Second half that appeared to be the message as he was the deepest of the three quite often, while his touch and tenacity rose a notch to go with his excellent vision.
Dominik Szoboszlai – 8 – Man of the Match
A ‘clearly up for it’ game from very early on, the Hungarian was quick to nip in and win the ball multiple times and played a lovely return pass in the build-up to Mac Allister’s goal.
Did the most of the three central players to earn back possession, which was just as well at times in that first half.
A better on-the-ball showing than he has had recently, though one or two passes into the box weren’t quite on point – arguably as a result of the runs ahead of him.
Definitely a big performer on the night when others were losing or lacking concentration. Great off-the-ball work.
Mohamed Salah – 8
Had one assist in 10 minutes or so but it’s unreasonable to think he might have had two or three in half an hour – as was the case against Wolves, a right-footed square ball to free a teammate was twice lacking the right angle and weight when it was otherwise a one-on-one situation.
Still, Salah is not one to hide after falling short: he arrowed one just past the post after the hour mark, failed to make another square for another chance…then absolutely blockbustered one curler into the top corner.
Relentless. Goal and an assist on a night when he didn’t play all that well…so…did he, actually?!
Luis Diaz – 7
Lots of endeavour and bustle, though much of it was outside the box or in extremely deep areas – he played an important role first half when we were endeavouring to give the ball away in our own box to be a decent outball, a fighter and a ball-carrier.
Would have scored if not for Mac Allister being a yard in front.
Almost excellent, but not quite with the end product for it: just before he went off he summed up his own showing by dribbling across the entire defence and penalty box…but never finding the right moment to shoot and eventually sending a pass wayward.
Darwin Nunez – 6
Restored to centre-forward after Jota’s minor injury and could have perhaps scored after 90 seconds, had he been on the front foot.
Involved in the buildup to the opener though and finished coolly soon after – but the ball through was just delayed and he was offside.
Beyond that, was too quiet, too often. His touch wasn’t assured enough, his runs weren’t aggressive enough.
Early in the second half he failed to read a pass into feet and that was it for Arne Slot – the boss threw his arms up, turned around and gave the call for Diogo Jota.
Substitutes
Diogo Jota (on for Nunez, 59′) – 6 – Lots of movement but nothing fell his way in the box.
Kostas Tsimikas (on for Robertson, 70′) – 7 – Won a couple of tackles, made a few runs. Oddly got booked for winning one of those tackles by one of the shittest refs you’ll see all year.
Cody Gakpo (on for Diaz, 70′) – 6 – Not one of his more electric efforts off the bench.
Conor Bradley (on for Alexander-Arnold, 85′) – N/A – Game time.

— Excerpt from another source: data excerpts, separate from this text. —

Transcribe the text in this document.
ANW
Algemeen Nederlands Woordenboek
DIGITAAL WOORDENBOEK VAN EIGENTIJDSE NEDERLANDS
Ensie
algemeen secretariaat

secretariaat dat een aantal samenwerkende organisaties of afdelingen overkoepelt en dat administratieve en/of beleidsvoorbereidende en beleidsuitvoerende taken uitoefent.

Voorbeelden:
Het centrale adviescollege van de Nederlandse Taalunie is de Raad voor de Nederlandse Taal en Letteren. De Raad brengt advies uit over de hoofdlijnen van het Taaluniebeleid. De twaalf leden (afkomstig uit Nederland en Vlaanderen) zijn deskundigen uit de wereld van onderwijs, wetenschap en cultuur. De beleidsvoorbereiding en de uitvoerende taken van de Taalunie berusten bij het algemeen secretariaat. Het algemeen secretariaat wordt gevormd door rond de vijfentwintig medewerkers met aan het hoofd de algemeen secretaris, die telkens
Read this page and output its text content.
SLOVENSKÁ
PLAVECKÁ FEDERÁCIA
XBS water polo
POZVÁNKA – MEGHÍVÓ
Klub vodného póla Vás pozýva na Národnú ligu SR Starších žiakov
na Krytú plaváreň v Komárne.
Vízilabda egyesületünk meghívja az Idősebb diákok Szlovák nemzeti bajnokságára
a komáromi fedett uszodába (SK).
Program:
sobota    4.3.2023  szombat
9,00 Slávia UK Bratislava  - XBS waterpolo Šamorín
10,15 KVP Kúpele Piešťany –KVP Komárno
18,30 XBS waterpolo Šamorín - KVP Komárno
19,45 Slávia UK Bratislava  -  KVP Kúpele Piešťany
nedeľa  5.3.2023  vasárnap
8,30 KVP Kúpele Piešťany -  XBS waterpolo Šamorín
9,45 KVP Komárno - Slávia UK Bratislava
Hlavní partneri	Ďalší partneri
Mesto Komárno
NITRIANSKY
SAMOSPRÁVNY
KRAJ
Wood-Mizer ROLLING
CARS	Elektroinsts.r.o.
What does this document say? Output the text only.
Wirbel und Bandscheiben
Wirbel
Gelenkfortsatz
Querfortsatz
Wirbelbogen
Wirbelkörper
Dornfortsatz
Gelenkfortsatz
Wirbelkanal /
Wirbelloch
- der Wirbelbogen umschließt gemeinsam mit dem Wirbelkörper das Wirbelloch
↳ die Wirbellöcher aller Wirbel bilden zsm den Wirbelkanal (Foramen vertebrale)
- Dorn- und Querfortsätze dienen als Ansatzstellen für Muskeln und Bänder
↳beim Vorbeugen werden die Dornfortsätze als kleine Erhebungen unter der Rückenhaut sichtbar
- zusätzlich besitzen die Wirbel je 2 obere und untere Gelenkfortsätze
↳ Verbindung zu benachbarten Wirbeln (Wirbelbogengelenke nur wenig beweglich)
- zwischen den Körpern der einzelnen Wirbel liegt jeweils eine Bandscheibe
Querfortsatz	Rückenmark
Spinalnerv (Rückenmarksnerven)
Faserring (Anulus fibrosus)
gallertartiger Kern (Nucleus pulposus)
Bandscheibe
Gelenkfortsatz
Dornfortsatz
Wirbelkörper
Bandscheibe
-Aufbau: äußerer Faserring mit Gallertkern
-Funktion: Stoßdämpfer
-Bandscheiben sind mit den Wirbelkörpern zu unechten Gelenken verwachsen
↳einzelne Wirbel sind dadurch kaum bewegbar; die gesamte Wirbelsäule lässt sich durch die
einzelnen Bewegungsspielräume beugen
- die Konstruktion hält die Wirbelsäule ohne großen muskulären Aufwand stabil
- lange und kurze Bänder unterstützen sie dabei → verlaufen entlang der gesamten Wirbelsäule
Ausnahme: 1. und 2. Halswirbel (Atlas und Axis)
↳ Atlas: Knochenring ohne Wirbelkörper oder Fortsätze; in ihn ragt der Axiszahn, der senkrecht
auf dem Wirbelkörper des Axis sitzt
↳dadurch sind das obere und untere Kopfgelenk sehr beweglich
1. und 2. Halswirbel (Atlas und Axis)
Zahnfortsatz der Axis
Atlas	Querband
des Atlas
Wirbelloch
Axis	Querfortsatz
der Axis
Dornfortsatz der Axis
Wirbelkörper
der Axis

Curtis Jones (on for Szoboszlai, 85′) – N/A – Probably disappointed not to start this one.
Subs not used: Jaros, Kelleher, Gomez, Quansah, Endo, Morton, Nyoni
Arne Slot – 8
Just the one change this time around in a bit of a change of emphasis from Slot, who has favoured the ‘few’ changes over outright rotation of late – and he didn’t seem to like the one he made this time, getting annoyed more than once by Nunez before subbing him.
First Liverpool manager to win eight of his first nine, is an important and notable stat, though as usual context has to be applied in terms of who we’ve faced – the next nine will, in general terms across the board, be much tougher fixtures.
And yet, there’s no question he got it right on the day, albeit with his strongest available lineup to make sure the job got done.
Six points out of six leaves Liverpool already in a very strong position in this competition, which perhaps gives him room to move with rotations later on in the calendar.
Largely looked happy with the team in the second half, but we can be certain there were words about diligence and concentration at the break.
They seemed to work and another clean sheet is the outcome. Perhaps he should have those conversations ahead of kickoff on Saturday?